When you create a pipeline in Vulkan, the graphics driver compiles the SPIR-V code from your application into assembly code that the GPU can execute. Given that applications can have tens of thousands of these pipelines, the speed of compilation is crucial. When tracing application execution with GFXReconstruct, all these pipelines are compiled at the beginning of the trace, which can significantly slow down the process.
The Challenge with GPU-AV
GPU-AV, our GPU validation tool, requires instrumenting the SPIR-V code with additional validation and error reporting instructions. Initially, this instrumentation caused performance issues, with each pipeline taking multiple seconds to compile, and the entire trace taking hours to start with GPU-AV enabled. Although subsequent runs were faster due to shader caching by the driver, we needed to enhance the initial startup time.

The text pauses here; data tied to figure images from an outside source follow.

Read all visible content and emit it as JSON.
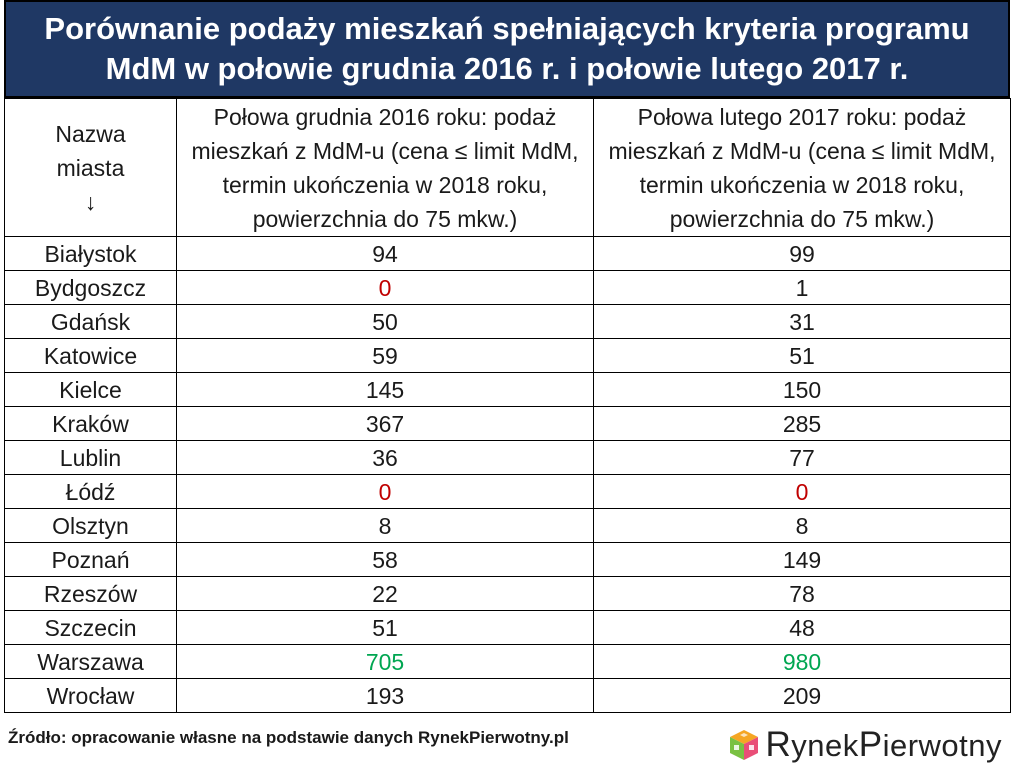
{
  "title": {
    "line1": "Porównanie podaży mieszkań spełniających kryteria programu",
    "line2": "MdM w połowie grudnia 2016 r. i połowie lutego 2017 r."
  },
  "table": {
    "headers": {
      "city_line1": "Nazwa",
      "city_line2": "miasta",
      "city_arrow": "↓",
      "december": "Połowa grudnia 2016 roku: podaż mieszkań z MdM-u (cena ≤ limit MdM, termin ukończenia w 2018 roku, powierzchnia do 75 mkw.)",
      "february": "Połowa lutego 2017 roku: podaż mieszkań z MdM-u (cena ≤ limit MdM, termin ukończenia w 2018 roku, powierzchnia do 75 mkw.)"
    }
  },
  "chart_data": {
    "type": "table",
    "title": "Porównanie podaży mieszkań spełniających kryteria programu MdM w połowie grudnia 2016 r. i połowie lutego 2017 r.",
    "columns": [
      "Nazwa miasta",
      "Połowa grudnia 2016 roku: podaż mieszkań z MdM-u (cena ≤ limit MdM, termin ukończenia w 2018 roku, powierzchnia do 75 mkw.)",
      "Połowa lutego 2017 roku: podaż mieszkań z MdM-u (cena ≤ limit MdM, termin ukończenia w 2018 roku, powierzchnia do 75 mkw.)"
    ],
    "rows": [
      {
        "city": "Białystok",
        "december": "94",
        "february": "99"
      },
      {
        "city": "Bydgoszcz",
        "december": "0",
        "february": "1"
      },
      {
        "city": "Gdańsk",
        "december": "50",
        "february": "31"
      },
      {
        "city": "Katowice",
        "december": "59",
        "february": "51"
      },
      {
        "city": "Kielce",
        "december": "145",
        "february": "150"
      },
      {
        "city": "Kraków",
        "december": "367",
        "february": "285"
      },
      {
        "city": "Lublin",
        "december": "36",
        "february": "77"
      },
      {
        "city": "Łódź",
        "december": "0",
        "february": "0"
      },
      {
        "city": "Olsztyn",
        "december": "8",
        "february": "8"
      },
      {
        "city": "Poznań",
        "december": "58",
        "february": "149"
      },
      {
        "city": "Rzeszów",
        "december": "22",
        "february": "78"
      },
      {
        "city": "Szczecin",
        "december": "51",
        "february": "48"
      },
      {
        "city": "Warszawa",
        "december": "705",
        "february": "980"
      },
      {
        "city": "Wrocław",
        "december": "193",
        "february": "209"
      }
    ],
    "highlight_colors": {
      "zero": "#c00000",
      "max": "#00a651",
      "default": "#1a1a1a"
    }
  },
  "colors": {
    "title_background": "#1f3864",
    "title_text": "#ffffff"
  },
  "footer": {
    "source": "Źródło: opracowanie własne na podstawie danych RynekPierwotny.pl"
  },
  "logo": {
    "icon": "cube-logo-icon",
    "part1_cap": "R",
    "part1_rest": "ynek",
    "part2_cap": "P",
    "part2_rest": "ierwotny"
  }
}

Our Optimization Strategies
Here are the four main strategies we employed to accelerate the process:
- Leveraging the “DontInline” Flag:
- SPIR-V includes a “DontInline” flag for functions. We found that most drivers ignored this flag. Inlining generally improves application performance. But with NVIDIA’s 553.31 Windows Driver, Setting this flag gave us a 10x speed increase, reducing compilation time for small traces from 205 seconds to just 32 seconds. The speedup occurred because GPU-AV instrumented the same function multiple times, and the driver’s inlining was counterproductive.
- Segmenting Instrumentation:
- We divided the large, monolithic instrumentation into smaller, more targeted checks. This allowed us to skip unnecessary instrumentation, particularly in scenarios where certain features like descriptor indexing weren’t used. This approach significantly improved performance for applications with limited use of advanced GPU features.
- Utilizing Vulkan Robustness Features:
- To prevent application crashes, GPU-AV would wrap every potentially invalid SPIR-V instruction in an if/else construct. This was computationally expensive. By adopting Vulkan’s robustness features, we could delegate crash prevention to the hardware, thereby simplifying and speeding up our instrumentation.
- Optimizing for Graphics Pipeline Libraries:
- Previously, we instrumented each library in the Graphics Pipeline Library individually. However, since many libraries might not be used during a trace, we shifted the instrumentation to occur at the library linking phase (typically at draw time). This not only distributed the compilation load over time but also reduced unnecessary instrumentation.
- Bonus: Parallel Pipeline Compilation:
- GFXReconstruct recently introduced a command line option for parallel compilation of pipelines, which, while still in beta, has dramatically increased compilation speeds. (Contact us for more details.)
Conclusion
These optimizations have significantly reduced the overhead of using GPU-AV for Vulkan pipeline validation, making it more practical for developers to use in their workflows without substantial delays. We continue to refine and enhance these processes to ensure both performance and reliability in GPU validation tasks.